- Born: 1 August 1939 Nottingham, England
- Died: 12 March 2011 (aged 71)
- Occupation: Head of Science
- Known for: Inspiring the character of Severus Snape

Academic background
- Education: University of Leeds

Academic work
- Discipline: Chemistry
- Institutions: Wyedean School
- Notable students: J. K. Rowling

= John Nettleship =

British schoolteacher (1939–2011)

John Lawrence Nettleship (1 August 1939 – 12 March 2011) was a British schoolteacher who taught chemistry and served as the Head of Science at Wyedean School, Gloucestershire. One of his many pupils was J. K. Rowling, and Nettleship has been stated to be a major inspiration for Rowling's character of Severus Snape in Rowling's Harry Potter series of fantasy novels.

==Early life==
Nettleship was born in Nottingham, England, on 1 August 1939. He was the son of Albert Victor Nettleship and Lilian Slack. He studied chemistry at the University of Leeds in the late 1950s. He joined the Labour Party at that time, and remained an active member for the rest of his life.

==Career==
After graduating university, Nettleship taught in Birmingham, where he married and had three children; the marriage later ended in divorce and he remarried in the 1980s. In 1970, he began teaching at Caldicot School in Monmouthshire, Wales.

In 1974, Nettleship moved a few miles away in Sedbury, Gloucestershire to become Head of Science at Wyedean School. There, Nettleship taught a teenage J.K. Rowling chemistry and employed Rowling's mother Anne as an assistant at the school.

In the late 1990s, as the Harry Potter series gained international recognition, Nettleship was often recognized as a personal character inspiration for Severus Snape. He described himself in hindsight as "a short-tempered chemistry teacher with long hair...[and a] gloomy, malodorous laboratory." He was first questioned about his links to Rowling's character by journalists, saying: "I was horrified when I first found out.

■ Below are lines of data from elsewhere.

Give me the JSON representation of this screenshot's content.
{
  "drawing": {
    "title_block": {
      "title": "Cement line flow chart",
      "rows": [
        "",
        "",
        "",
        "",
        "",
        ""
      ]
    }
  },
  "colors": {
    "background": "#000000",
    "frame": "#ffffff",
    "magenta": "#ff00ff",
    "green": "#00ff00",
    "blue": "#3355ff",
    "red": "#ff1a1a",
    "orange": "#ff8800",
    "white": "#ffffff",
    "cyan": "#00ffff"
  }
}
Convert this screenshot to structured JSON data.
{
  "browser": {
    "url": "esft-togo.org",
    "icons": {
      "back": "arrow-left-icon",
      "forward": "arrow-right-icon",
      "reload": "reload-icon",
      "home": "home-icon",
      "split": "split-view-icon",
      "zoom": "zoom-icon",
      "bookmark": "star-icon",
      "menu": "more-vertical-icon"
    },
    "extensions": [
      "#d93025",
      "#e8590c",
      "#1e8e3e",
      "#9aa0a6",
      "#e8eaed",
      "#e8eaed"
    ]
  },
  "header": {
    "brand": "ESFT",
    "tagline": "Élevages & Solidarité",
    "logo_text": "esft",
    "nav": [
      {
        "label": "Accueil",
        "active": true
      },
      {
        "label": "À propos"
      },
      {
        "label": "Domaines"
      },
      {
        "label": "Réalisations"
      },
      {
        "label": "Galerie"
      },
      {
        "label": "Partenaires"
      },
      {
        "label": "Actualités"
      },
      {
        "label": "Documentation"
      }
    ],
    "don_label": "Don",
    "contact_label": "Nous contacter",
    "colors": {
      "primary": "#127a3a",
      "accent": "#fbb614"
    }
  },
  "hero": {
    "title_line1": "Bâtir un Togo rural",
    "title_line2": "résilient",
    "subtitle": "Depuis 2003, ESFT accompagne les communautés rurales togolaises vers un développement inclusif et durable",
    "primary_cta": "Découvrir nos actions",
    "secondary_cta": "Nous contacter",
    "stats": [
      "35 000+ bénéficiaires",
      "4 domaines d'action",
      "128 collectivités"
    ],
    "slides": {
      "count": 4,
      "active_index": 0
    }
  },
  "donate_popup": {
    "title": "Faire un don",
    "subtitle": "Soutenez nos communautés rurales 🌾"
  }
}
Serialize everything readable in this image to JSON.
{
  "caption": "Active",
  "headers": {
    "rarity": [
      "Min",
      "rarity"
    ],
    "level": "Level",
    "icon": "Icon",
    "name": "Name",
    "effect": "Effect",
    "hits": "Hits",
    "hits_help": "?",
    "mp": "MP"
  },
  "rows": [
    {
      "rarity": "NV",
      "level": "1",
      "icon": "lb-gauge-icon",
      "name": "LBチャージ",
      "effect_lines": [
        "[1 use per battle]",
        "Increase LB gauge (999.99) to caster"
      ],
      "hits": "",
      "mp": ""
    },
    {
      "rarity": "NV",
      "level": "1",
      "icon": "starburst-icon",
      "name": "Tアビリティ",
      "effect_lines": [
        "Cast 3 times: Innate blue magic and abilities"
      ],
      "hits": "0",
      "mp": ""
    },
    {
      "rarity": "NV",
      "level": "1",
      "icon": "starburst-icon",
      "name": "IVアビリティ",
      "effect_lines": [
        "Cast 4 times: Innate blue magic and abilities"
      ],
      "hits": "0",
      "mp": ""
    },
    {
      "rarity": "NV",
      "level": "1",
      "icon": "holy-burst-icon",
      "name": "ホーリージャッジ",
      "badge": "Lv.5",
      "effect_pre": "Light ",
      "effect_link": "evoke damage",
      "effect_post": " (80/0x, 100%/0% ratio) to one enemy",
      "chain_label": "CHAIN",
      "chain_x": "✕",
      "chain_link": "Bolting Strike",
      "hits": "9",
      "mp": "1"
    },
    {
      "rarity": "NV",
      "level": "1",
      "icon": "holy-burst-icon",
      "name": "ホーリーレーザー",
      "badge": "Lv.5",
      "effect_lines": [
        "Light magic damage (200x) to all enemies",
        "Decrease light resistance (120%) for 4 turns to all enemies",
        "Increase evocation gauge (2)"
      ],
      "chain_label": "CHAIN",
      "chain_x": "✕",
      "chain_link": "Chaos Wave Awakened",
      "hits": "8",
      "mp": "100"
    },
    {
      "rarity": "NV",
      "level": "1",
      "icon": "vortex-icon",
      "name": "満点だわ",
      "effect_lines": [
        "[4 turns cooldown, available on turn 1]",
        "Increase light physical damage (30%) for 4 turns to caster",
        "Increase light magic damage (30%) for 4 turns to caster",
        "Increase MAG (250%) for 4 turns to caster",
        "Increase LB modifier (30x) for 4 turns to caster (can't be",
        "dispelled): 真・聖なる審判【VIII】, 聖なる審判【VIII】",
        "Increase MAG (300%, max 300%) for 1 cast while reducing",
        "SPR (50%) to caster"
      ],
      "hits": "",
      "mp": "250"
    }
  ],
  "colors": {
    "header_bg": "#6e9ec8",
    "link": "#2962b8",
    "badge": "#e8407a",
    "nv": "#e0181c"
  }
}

I knew I was a strict teacher but I didn't think I was that bad." While initially upset with the connection, Nettleship eventually accepted it. "Quite a lot of my ex-pupils recognise the original character when they see the film," he stated. "They come to me and say, ‘We saw you in the movie, sir’. But I just laugh about that. The great thing though is that Alan Rickman was picked to play the character and the ladies think he is good. That made things better." He wrote a short book, Harry Potter's Chepstow, about Rowling's connections with Chepstow. He also gave talks on the connections that the Chepstow, Wye Valley, and Forest of Dean areas had with the Harry Potter books.

Nettleship retired in 1997. As well as being an active member of the Labour Party, he was a member of Caerwent community council, serving as its chairman in 1991. He was instrumental in setting up Caerwent Historic Trust, becoming its secretary and researching the history of the area.

He died of cancer on 12 March 2011, aged 71, after having been diagnosed in 2006. A spokeswoman for J. K. Rowling said that the author was sorry to hear of his death.

He was played by Andrew Kavadas in the J.K. Rowling biopic Magic Beyond Words.